30 Year Return on Student Athletes
I was on Irish Envy just now (laughing at their comments about Jabrill Peppers)and ran across a spreadsheet that one of their mods put together. The spreadsheet appears to cover african american student athletes at major colleges over a 30 year period, and covers the returns the colleges get for those athletes. I'm apparently not smart enough to figure out how one would get this information. That being said, I was hoping you fine folks on Mgoblog could explain it. I find it hard to believe that Michigan would rank so lowly on a list such as this.
Here's the original source as well.
I see NDNation and "delusional" in the same comment, but you don't seem to be using one to refer to the other. NDNation is worse than the RCMB, except that everything there is covered in a veneer of smug elitism.
So, if I am reading this spreadsheet and this article right, they have taken the "30-year ROI including aid for graduates only", which is not 100% anyway, then added the average aid to that figure as well as the net cost to graduate. They've doubled up on aid here basically, so already the figure is bad. Keep in mind that ROI is basically (Gain - Cost)/Cost. These are numbers for degrees, not athletics, so unless there is a football major, I don't know if you can generalize like this person seems to be doing.

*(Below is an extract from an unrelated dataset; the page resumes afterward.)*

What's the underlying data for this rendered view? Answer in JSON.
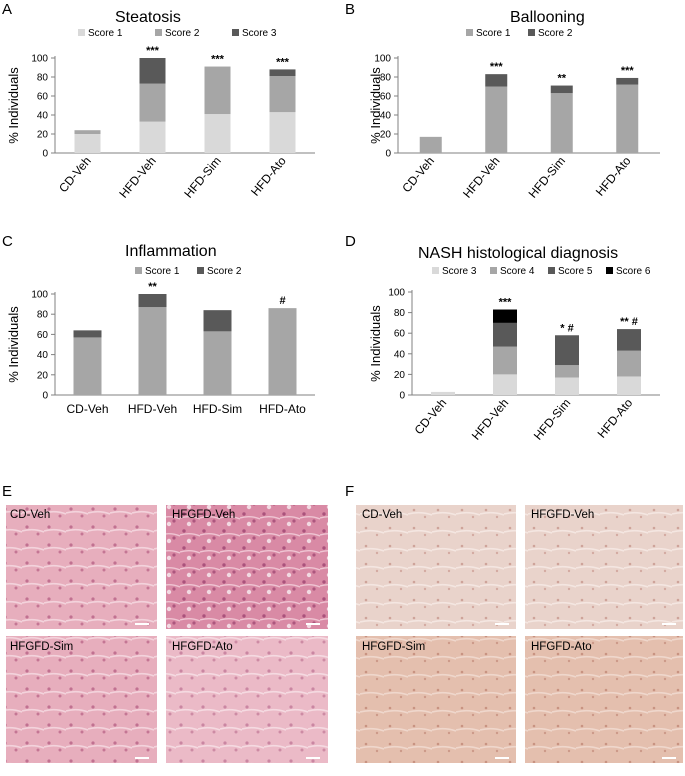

They have then taken this figure and multiplied the graduation rate for football players by a number which already is an adjusted figure and come up with a number depicting football players with less ROI than "typical students", if you will. A cursory delve into marketing, enhanced ticket sales and other items tied to the success of athletic programs would show, I believe, that for some players, the ROI for school is quite high and, post college, the ROI for individual players can be quite high too. As it was based on pay, a cursory look at what football players make versus what the typical student just graduating might make echoes the problem in the assumptions of this spreadsheet.

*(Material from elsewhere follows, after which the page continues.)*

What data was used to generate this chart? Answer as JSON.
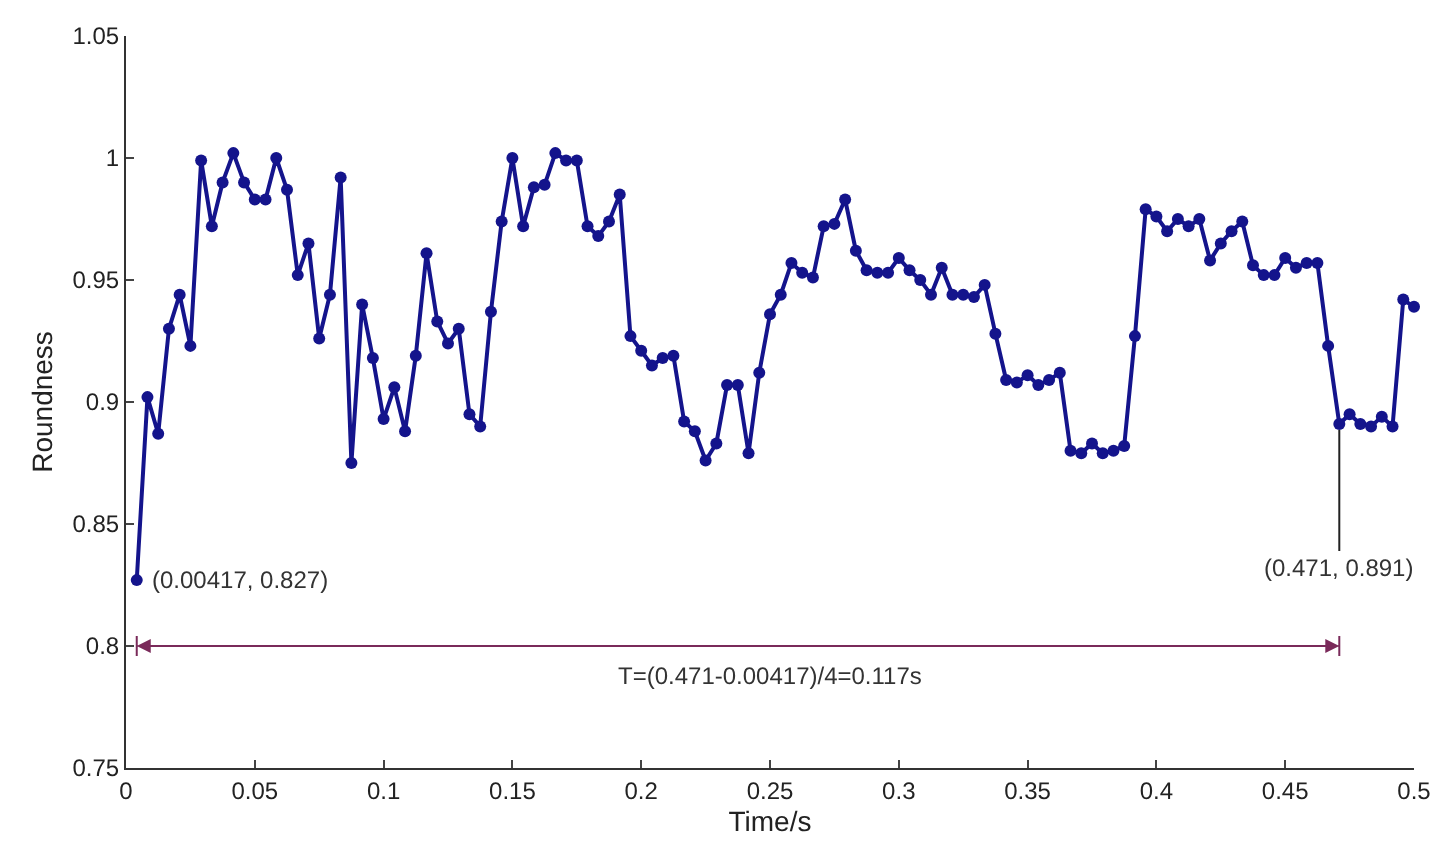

He's taking figures that are calculated based on the whole student body and generalizing that the same formulas (in his case, the strange and incorrect application of formulas) can be applied to student-athletes. I don't think this is true necessarily.

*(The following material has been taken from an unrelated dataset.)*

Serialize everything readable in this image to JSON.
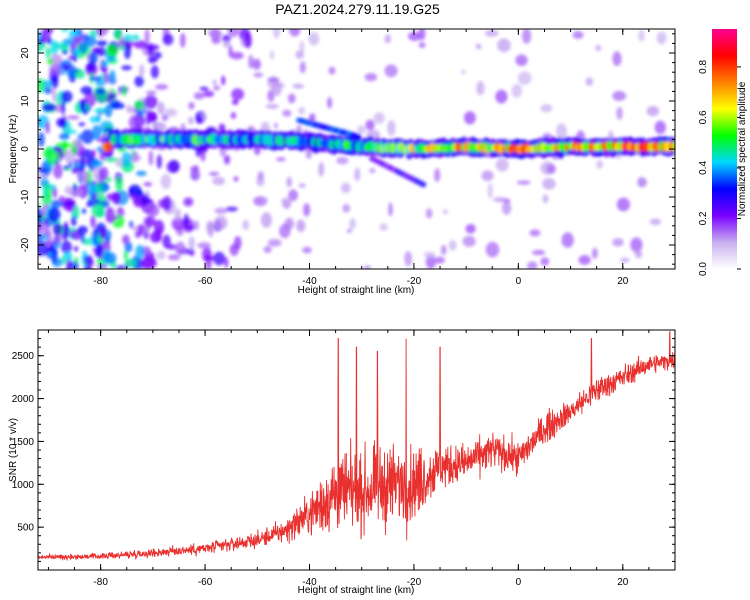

that uses self-reported data from PayScale (big flag #1)
Article : http://www.businessweek.com/interactive_reports/colleges_return_on_investment.html
Methodology : http://www.businessweek.com/articles/2012-04-09/measuring-college-roi
There's a lot of areas to poke holes here but the two biggest
1) They are assuming that Student Athlete ROI = Regular Graduate ROI
2) They are adjusting the ROI by the GSR to try to split the difference between White and Black athletes. Not only is this a stupid way to go about estimating this, the orgiinal Methodology uses GSR to calculate the original number, so they are double counting this metric.
Generally speaking, the schools that do the best in these analyses tend to do have a have a higher % of students in STEM+Business majors. All this really shows is that is ND has a lot of those guys (as a % of student population), which makes sense since Michigan offers a much wider breadth of study areas.
For their insight, I think I've got a much better understanding of it now.
Happy others noticed the issues with the link. It looks more "official" because of the nice charting and breadth of schools, but it doesn't tell me much. At best, it coarsely confirms that schools with good academics and a strong presence in money-making fields produce athletes with better post-football career opportunities compared to other schools, but I doubt that was much of a debate point for people.
The only thing that would impress me off that spreadsheet is the Grad Rates. 93% white folks, 100% black folks.
Schools like Oklahoma should be ashamed of themselves and need to be penalized if these kids are truly students first, you know, like the NCAA says they are.